Winter wine weekend: Paris
- Friday 17 December 2010
The ‘palaces’ as Paris’s grandest hotels are called of course have magnificent lists (with prices to match) but I’d always rather head for a cosy bistro at this time of year.
My favourite, I think, is the Bistro Paul Bert in rue Paul Bert (01 43 72 24 01) Yes, it’s become absurdly popular but with its retro decor, good old-fashioned food and brilliantly priced list it still remains the ultimate experience for any Francophile. Go too to Les Papilles (01 43 25 20 79) a charming little wine-shop-cum-restaurant just up the road from the Jardin du Luxembourg where you can choose your own bottle off the shelves to enjoy with the simple no-choice set menu.
Paris was one of the early adopters of the natural wine movement so it’s a great place to explore some of the new producers who have come on the scene.

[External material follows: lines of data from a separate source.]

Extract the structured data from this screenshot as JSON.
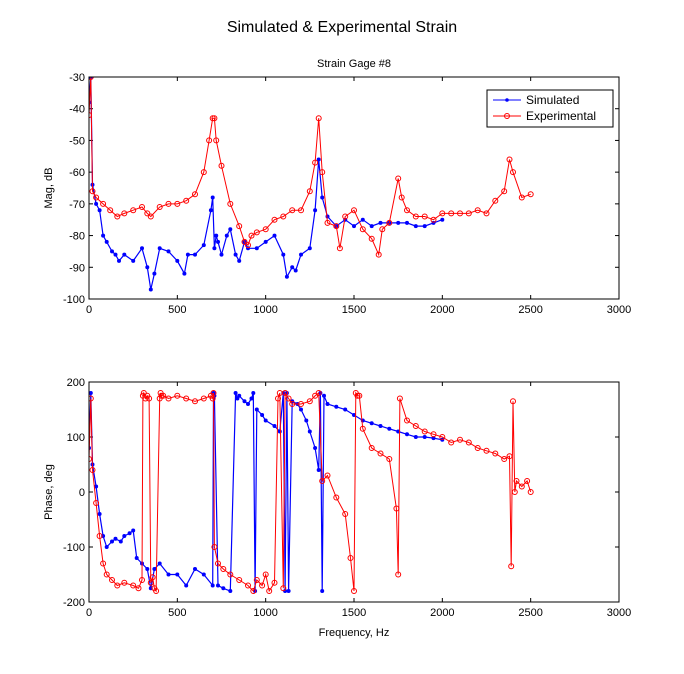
{
  "figure": {
    "title": "Simulated & Experimental Strain"
  },
  "legend": {
    "simulated": "Simulated",
    "experimental": "Experimental"
  },
  "colors": {
    "simulated": "#0000ff",
    "experimental": "#ff0000",
    "axes": "#000000"
  },
  "chart_data": [
    {
      "type": "line",
      "title": "Strain Gage #8",
      "xlabel": "",
      "ylabel": "Mag, dB",
      "xlim": [
        0,
        3000
      ],
      "ylim": [
        -100,
        -30
      ],
      "xticks": [
        0,
        500,
        1000,
        1500,
        2000,
        2500,
        3000
      ],
      "yticks": [
        -30,
        -40,
        -50,
        -60,
        -70,
        -80,
        -90,
        -100
      ],
      "legend_position": "top-right",
      "series": [
        {
          "name": "Simulated",
          "marker": "dot",
          "x": [
            0,
            10,
            20,
            40,
            60,
            80,
            100,
            130,
            150,
            170,
            200,
            250,
            300,
            330,
            350,
            370,
            400,
            450,
            500,
            540,
            560,
            600,
            650,
            690,
            700,
            710,
            720,
            730,
            750,
            780,
            800,
            830,
            850,
            880,
            900,
            950,
            1000,
            1050,
            1100,
            1120,
            1150,
            1170,
            1200,
            1250,
            1280,
            1300,
            1320,
            1350,
            1400,
            1450,
            1500,
            1550,
            1600,
            1650,
            1700,
            1750,
            1800,
            1850,
            1900,
            1950,
            2000
          ],
          "y": [
            -38,
            -30,
            -64,
            -70,
            -72,
            -80,
            -82,
            -85,
            -86,
            -88,
            -86,
            -88,
            -84,
            -90,
            -97,
            -92,
            -84,
            -85,
            -88,
            -92,
            -86,
            -86,
            -83,
            -72,
            -68,
            -84,
            -80,
            -82,
            -86,
            -80,
            -78,
            -86,
            -88,
            -82,
            -84,
            -84,
            -82,
            -80,
            -86,
            -93,
            -90,
            -91,
            -86,
            -84,
            -72,
            -56,
            -68,
            -74,
            -77,
            -75,
            -77,
            -75,
            -77,
            -76,
            -76,
            -76,
            -76,
            -77,
            -77,
            -76,
            -75
          ]
        },
        {
          "name": "Experimental",
          "marker": "circle",
          "x": [
            0,
            10,
            20,
            40,
            80,
            120,
            160,
            200,
            250,
            300,
            330,
            350,
            400,
            450,
            500,
            550,
            600,
            650,
            680,
            700,
            710,
            720,
            750,
            800,
            850,
            880,
            900,
            920,
            950,
            1000,
            1050,
            1100,
            1150,
            1200,
            1250,
            1280,
            1300,
            1320,
            1350,
            1400,
            1420,
            1450,
            1500,
            1550,
            1600,
            1640,
            1660,
            1700,
            1750,
            1770,
            1800,
            1850,
            1900,
            1950,
            2000,
            2050,
            2100,
            2150,
            2200,
            2250,
            2300,
            2350,
            2380,
            2400,
            2450,
            2500
          ],
          "y": [
            -42,
            -30,
            -66,
            -68,
            -70,
            -72,
            -74,
            -73,
            -72,
            -71,
            -73,
            -74,
            -71,
            -70,
            -70,
            -69,
            -67,
            -60,
            -50,
            -43,
            -43,
            -50,
            -58,
            -70,
            -77,
            -82,
            -83,
            -80,
            -79,
            -78,
            -75,
            -74,
            -72,
            -72,
            -66,
            -57,
            -43,
            -60,
            -76,
            -77,
            -84,
            -74,
            -72,
            -78,
            -81,
            -86,
            -78,
            -76,
            -62,
            -68,
            -72,
            -74,
            -74,
            -75,
            -73,
            -73,
            -73,
            -73,
            -72,
            -73,
            -69,
            -66,
            -56,
            -60,
            -68,
            -67
          ]
        }
      ]
    },
    {
      "type": "line",
      "title": "",
      "xlabel": "Frequency, Hz",
      "ylabel": "Phase, deg",
      "xlim": [
        0,
        3000
      ],
      "ylim": [
        -200,
        200
      ],
      "xticks": [
        0,
        500,
        1000,
        1500,
        2000,
        2500,
        3000
      ],
      "yticks": [
        200,
        100,
        0,
        -100,
        -200
      ],
      "series": [
        {
          "name": "Simulated",
          "marker": "dot",
          "x": [
            0,
            10,
            20,
            40,
            60,
            80,
            100,
            130,
            150,
            180,
            200,
            230,
            250,
            270,
            300,
            330,
            350,
            370,
            400,
            450,
            500,
            550,
            600,
            650,
            700,
            705,
            710,
            730,
            760,
            800,
            830,
            840,
            850,
            880,
            900,
            920,
            930,
            940,
            950,
            980,
            1000,
            1050,
            1080,
            1100,
            1110,
            1120,
            1130,
            1150,
            1180,
            1200,
            1230,
            1250,
            1280,
            1300,
            1310,
            1320,
            1330,
            1350,
            1400,
            1450,
            1500,
            1550,
            1600,
            1650,
            1700,
            1750,
            1800,
            1850,
            1900,
            1950,
            2000
          ],
          "y": [
            80,
            180,
            50,
            10,
            -40,
            -80,
            -100,
            -90,
            -85,
            -90,
            -80,
            -75,
            -70,
            -120,
            -130,
            -140,
            -175,
            -140,
            -130,
            -150,
            -150,
            -170,
            -140,
            -150,
            -170,
            180,
            175,
            -170,
            -175,
            -180,
            180,
            170,
            175,
            165,
            160,
            170,
            180,
            -180,
            150,
            140,
            130,
            120,
            110,
            180,
            -180,
            180,
            -180,
            165,
            160,
            150,
            130,
            110,
            80,
            40,
            180,
            -180,
            175,
            160,
            155,
            150,
            140,
            130,
            125,
            120,
            115,
            110,
            105,
            100,
            100,
            98,
            95
          ]
        },
        {
          "name": "Experimental",
          "marker": "circle",
          "x": [
            0,
            10,
            20,
            40,
            60,
            80,
            100,
            130,
            160,
            200,
            250,
            280,
            300,
            305,
            310,
            320,
            330,
            340,
            350,
            360,
            370,
            380,
            400,
            405,
            410,
            420,
            450,
            500,
            550,
            600,
            650,
            690,
            700,
            705,
            710,
            730,
            760,
            800,
            850,
            900,
            930,
            950,
            980,
            1000,
            1020,
            1050,
            1070,
            1080,
            1100,
            1110,
            1130,
            1150,
            1200,
            1250,
            1280,
            1300,
            1320,
            1350,
            1400,
            1450,
            1480,
            1500,
            1510,
            1520,
            1530,
            1550,
            1600,
            1650,
            1700,
            1740,
            1750,
            1760,
            1800,
            1850,
            1900,
            1950,
            2000,
            2050,
            2100,
            2150,
            2200,
            2250,
            2300,
            2350,
            2380,
            2390,
            2400,
            2410,
            2420,
            2450,
            2480,
            2500
          ],
          "y": [
            60,
            170,
            40,
            -20,
            -80,
            -130,
            -150,
            -160,
            -170,
            -165,
            -170,
            -175,
            -160,
            175,
            180,
            170,
            175,
            170,
            -165,
            -155,
            -175,
            -180,
            170,
            180,
            175,
            175,
            170,
            175,
            170,
            165,
            170,
            175,
            170,
            180,
            -100,
            -130,
            -140,
            -150,
            -160,
            -170,
            -180,
            -160,
            -170,
            -150,
            -180,
            -165,
            170,
            180,
            -175,
            180,
            170,
            160,
            160,
            165,
            175,
            180,
            20,
            30,
            -10,
            -40,
            -120,
            -180,
            180,
            175,
            175,
            115,
            80,
            70,
            60,
            -30,
            -150,
            170,
            130,
            120,
            110,
            105,
            100,
            90,
            95,
            90,
            80,
            75,
            70,
            60,
            65,
            -135,
            165,
            0,
            20,
            10,
            20,
            0
          ]
        }
      ]
    }
  ]
}
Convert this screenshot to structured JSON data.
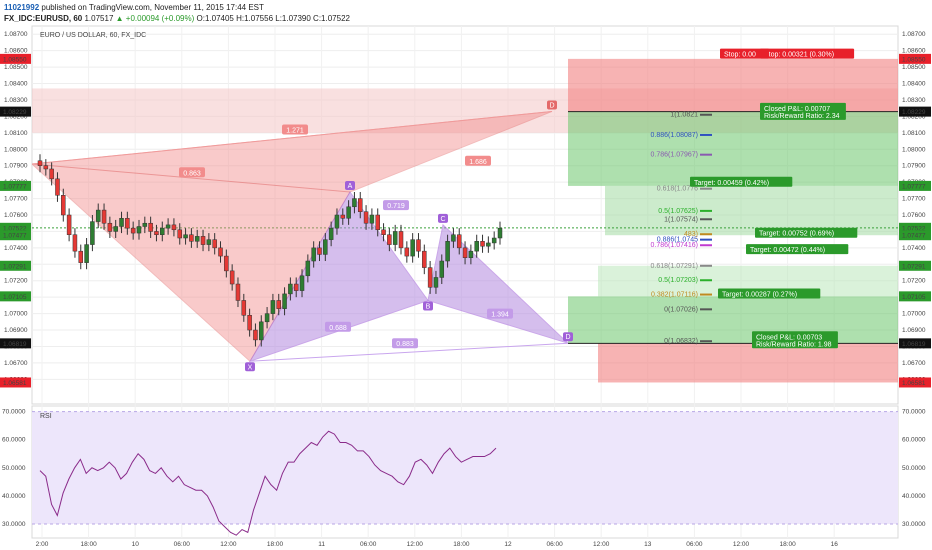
{
  "header": {
    "user": "11021992",
    "published": "published on TradingView.com, November 11, 2015 17:44 EST",
    "symbol": "FX_IDC:EURUSD, 60",
    "last": "1.07517",
    "change": "▲ +0.00094 (+0.09%)",
    "ohlc": "O:1.07405 H:1.07556 L:1.07390 C:1.07522"
  },
  "chart_data": [
    {
      "type": "candlestick",
      "title": "EURO / US DOLLAR, 60, FX_IDC",
      "ylim": [
        1.0645,
        1.0875
      ],
      "yticks": [
        "1.08700",
        "1.08600",
        "1.08500",
        "1.08400",
        "1.08300",
        "1.08200",
        "1.08100",
        "1.08000",
        "1.07900",
        "1.07800",
        "1.07700",
        "1.07600",
        "1.07500",
        "1.07400",
        "1.07300",
        "1.07200",
        "1.07100",
        "1.07000",
        "1.06900",
        "1.06800",
        "1.06700",
        "1.06600"
      ],
      "xticks": [
        "2:00",
        "18:00",
        "10",
        "06:00",
        "12:00",
        "18:00",
        "11",
        "06:00",
        "12:00",
        "18:00",
        "12",
        "06:00",
        "12:00",
        "13",
        "06:00",
        "12:00",
        "18:00",
        "16"
      ],
      "close_series": [
        1.079,
        1.0788,
        1.0782,
        1.0772,
        1.076,
        1.0748,
        1.0738,
        1.0731,
        1.0742,
        1.0756,
        1.0763,
        1.0755,
        1.075,
        1.0753,
        1.0758,
        1.0752,
        1.0749,
        1.0753,
        1.0755,
        1.075,
        1.0748,
        1.0752,
        1.0754,
        1.0751,
        1.0746,
        1.0748,
        1.0744,
        1.0747,
        1.0742,
        1.0745,
        1.074,
        1.0735,
        1.0726,
        1.0718,
        1.0708,
        1.0699,
        1.069,
        1.0684,
        1.0695,
        1.07,
        1.0708,
        1.0703,
        1.0712,
        1.0718,
        1.0714,
        1.0723,
        1.0732,
        1.074,
        1.0736,
        1.0745,
        1.0752,
        1.076,
        1.0758,
        1.0765,
        1.077,
        1.0762,
        1.0755,
        1.076,
        1.0751,
        1.0748,
        1.0742,
        1.075,
        1.074,
        1.0735,
        1.0745,
        1.0738,
        1.0728,
        1.0716,
        1.0722,
        1.0732,
        1.0744,
        1.0748,
        1.074,
        1.0734,
        1.0738,
        1.0744,
        1.0741,
        1.0743,
        1.0746,
        1.0752
      ],
      "price_labels": [
        {
          "text": "1.08550",
          "color": "#e8202a"
        },
        {
          "text": "1.08229",
          "color": "#111111"
        },
        {
          "text": "1.07777",
          "color": "#2b9a2b"
        },
        {
          "text": "1.07522",
          "color": "#2b9a2b"
        },
        {
          "text": "1.07477",
          "color": "#2b9a2b"
        },
        {
          "text": "1.07291",
          "color": "#2b9a2b"
        },
        {
          "text": "1.07105",
          "color": "#2b9a2b"
        },
        {
          "text": "1.06819",
          "color": "#111111"
        },
        {
          "text": "1.06581",
          "color": "#e8202a"
        }
      ],
      "pattern_points": [
        {
          "label": "X",
          "price": 1.0671
        },
        {
          "label": "A",
          "price": 1.0774
        },
        {
          "label": "B",
          "price": 1.0708
        },
        {
          "label": "C",
          "price": 1.0754
        },
        {
          "label": "D",
          "price": 1.0682
        },
        {
          "label": "D",
          "price": 1.0823
        }
      ],
      "pattern_ratios": [
        "1.271",
        "1.686",
        "0.863",
        "0.719",
        "0.688",
        "1.394",
        "0.883"
      ],
      "fib_levels_upper": [
        {
          "text": "1(1.0821",
          "price": 1.0821,
          "color": "#555555"
        },
        {
          "text": "0.886(1.08087)",
          "price": 1.08087,
          "color": "#3050c0"
        },
        {
          "text": "0.786(1.07967)",
          "price": 1.07967,
          "color": "#8a5ab0"
        },
        {
          "text": "0.618(1.0776",
          "price": 1.0776,
          "color": "#888888"
        },
        {
          "text": "0.5(1.07625)",
          "price": 1.07625,
          "color": "#2bb02b"
        },
        {
          "text": "1(1.07574)",
          "price": 1.07574,
          "color": "#555555"
        },
        {
          "text": "0.886(1.0745",
          "price": 1.0745,
          "color": "#3050c0"
        },
        {
          "text": "0.786(1.07416)",
          "price": 1.07416,
          "color": "#c03ad0"
        },
        {
          "text": "0.618(1.07291)",
          "price": 1.07291,
          "color": "#888888"
        },
        {
          "text": "0.5(1.07203)",
          "price": 1.07203,
          "color": "#2bb02b"
        },
        {
          "text": "0.382(1.07116)",
          "price": 1.07116,
          "color": "#c08a20"
        },
        {
          "text": "0(1.07026)",
          "price": 1.07026,
          "color": "#555555"
        },
        {
          "text": "0(1.06832)",
          "price": 1.06832,
          "color": "#555555"
        },
        {
          "text": "483)",
          "price": 1.07483,
          "color": "#c08a20"
        }
      ],
      "trade_labels": [
        {
          "text": "Stop: 0.00321 (0.30%)",
          "color": "#e8202a"
        },
        {
          "text": "Stop: 0.00",
          "color": "#e8202a"
        },
        {
          "text": "Closed P&L: 0.00707",
          "text2": "Risk/Reward Ratio: 2.34",
          "color": "#2b9a2b"
        },
        {
          "text": "Target: 0.00459 (0.42%)",
          "color": "#2b9a2b"
        },
        {
          "text": "Target: 0.00752 (0.69%)",
          "color": "#2b9a2b"
        },
        {
          "text": "Target: 0.00472 (0.44%)",
          "color": "#2b9a2b"
        },
        {
          "text": "Target: 0.00287 (0.27%)",
          "color": "#2b9a2b"
        },
        {
          "text": "Closed P&L: 0.00703",
          "text2": "Risk/Reward Ratio: 1.98",
          "color": "#2b9a2b"
        }
      ],
      "colors": {
        "up": "#2e7d32",
        "down": "#e53935",
        "bear_pattern": "#f28c8c",
        "bull_pattern": "#b38ae0"
      }
    },
    {
      "type": "line",
      "title": "RSI",
      "ylim": [
        25,
        72
      ],
      "yticks": [
        "70.0000",
        "60.0000",
        "50.0000",
        "40.0000",
        "30.0000"
      ],
      "values": [
        49,
        47,
        37,
        33,
        41,
        46,
        50,
        53,
        48,
        50,
        49,
        50,
        52,
        50,
        46,
        48,
        52,
        55,
        53,
        49,
        48,
        50,
        47,
        45,
        47,
        44,
        43,
        42,
        42,
        40,
        36,
        31,
        29,
        27,
        26,
        28,
        27,
        35,
        41,
        47,
        44,
        42,
        48,
        52,
        52,
        55,
        57,
        59,
        58,
        61,
        63,
        62,
        59,
        59,
        58,
        56,
        56,
        54,
        51,
        49,
        48,
        47,
        45,
        44,
        47,
        52,
        53,
        51,
        48,
        52,
        55,
        57,
        54,
        52,
        53,
        54,
        54,
        54,
        55,
        57
      ]
    }
  ]
}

I’ve had mixed reports recently about one of the more established joints, Racines, whose founder has moved on so head for the trendy Le Verre Volé at 67 rue de Lancry (01 48 03 17 34) or Le Baratin (01 43 49 39 70), a tiny jewel of a place with fabulous bistro food and an amazing list of wines by the glass.
Paris also has two outstanding places to explore the art of food and wine matching: Il Vino d’Enrico Bernado (01 44 11 72 00), the eponymous restaurant of the world’s former best sommelier where you choose the wine and they create a menu around it and Senderens (01 42 65 22 90) where each dish is accompanied by a matching wine. That may now be commonplace but Alain Senderens was one of the first to do it and still does it better than anyone else.
The city is also a great place to shop for wine (an argument for taking the Eurostar rather than the plane. Assuming you don’t get stuck in le tunnel.) A few paces from Senderens you’ll find Lavinia - a hypermarket-sized wine store for wine lovers. There’s also the newly opened ‘Bordeauxthèque’ at Lafayette Gourmet on Boulevard Haussmann, a spectacular space containing 1900 bins. The French, as always, do things with style.